Meine Wohnung im dritten Stock in der Rue Etchegaray bietet einen der schönsten Blicke auf den großen Strand, die Grande Plage, etwa hundertfünfzig Steinwälzer-Flugmeter – das ist der typische Vogel der baskischen Küste – entfernt oder einen fünfundvierzig Sekunden-Sprint meines kleinen Sohnes.

Das lassen wir uns nicht nehmen. Es ist unser – Esteban und mein – morgendliches Ritual, vor meiner ersten Sprechstunde und seinem Aufbruch zur Schule, sogar vor unserem gemeinsamen Frühstück: Wir ziehen an, was wir vor unserem Bett auf dem Boden finden, und laufen zum Strand hinunter. Und sobald im Frühling das Wasser wärmer als siebzehn Grad ist, gehen wir auch schwimmen. Alle Straßen von Saint-Jean-de-Luz führen zum Meer, als wäre die Stadt von Anfang an so konzipiert worden, dass man von jedem Balkon aus einen Zipfel des Atlantiks sehen kann.

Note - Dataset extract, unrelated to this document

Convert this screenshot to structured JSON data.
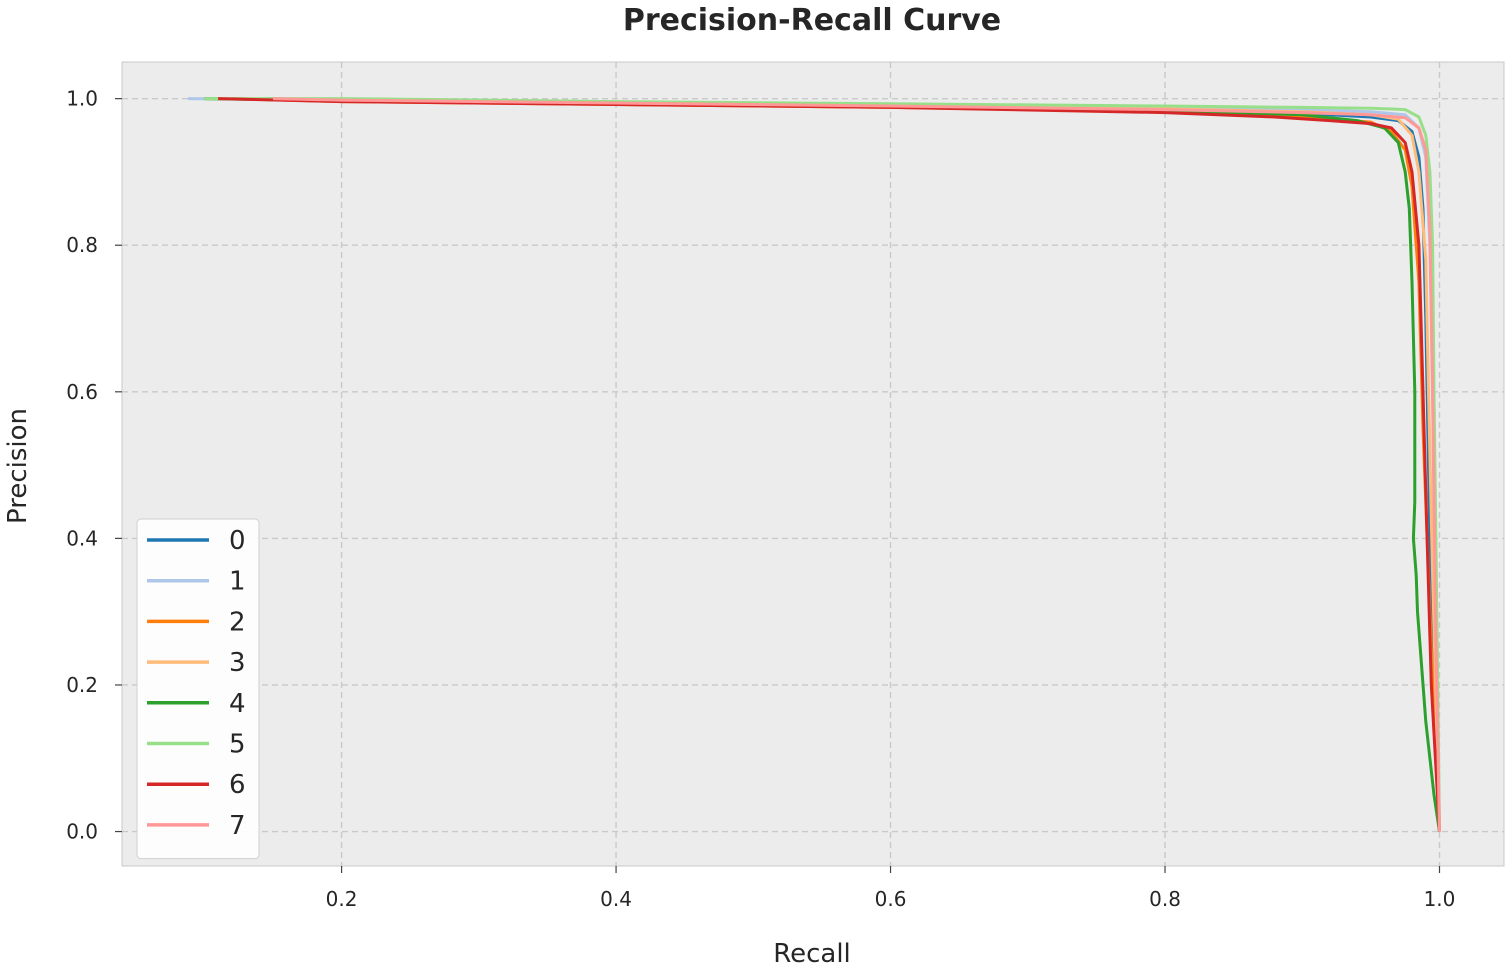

Es ist kurz vor acht Uhr. Der Strand ist noch fast menschenleer. Ich zähle etwa zwanzig Touristen auf dem langgezogenen Abschnitt zwischen dem Damm von Chevaux und dem Hafendamm. Wir haben uns gegenüber der Terrasse des Toki Goxoa, dem Panorama-Restaurant mit den bunten Kacheln, niedergelassen. Nun ja, niedergelassen ist ein großes Wort. Esteban hat sein rotes Strandtuch, das er à la Superman um den Hals trug, in den Sand fallen lassen, seinen Sweater von Biarritz Olympique über den Kopf gezogen und die grünen Leinenschuhe abgestreift.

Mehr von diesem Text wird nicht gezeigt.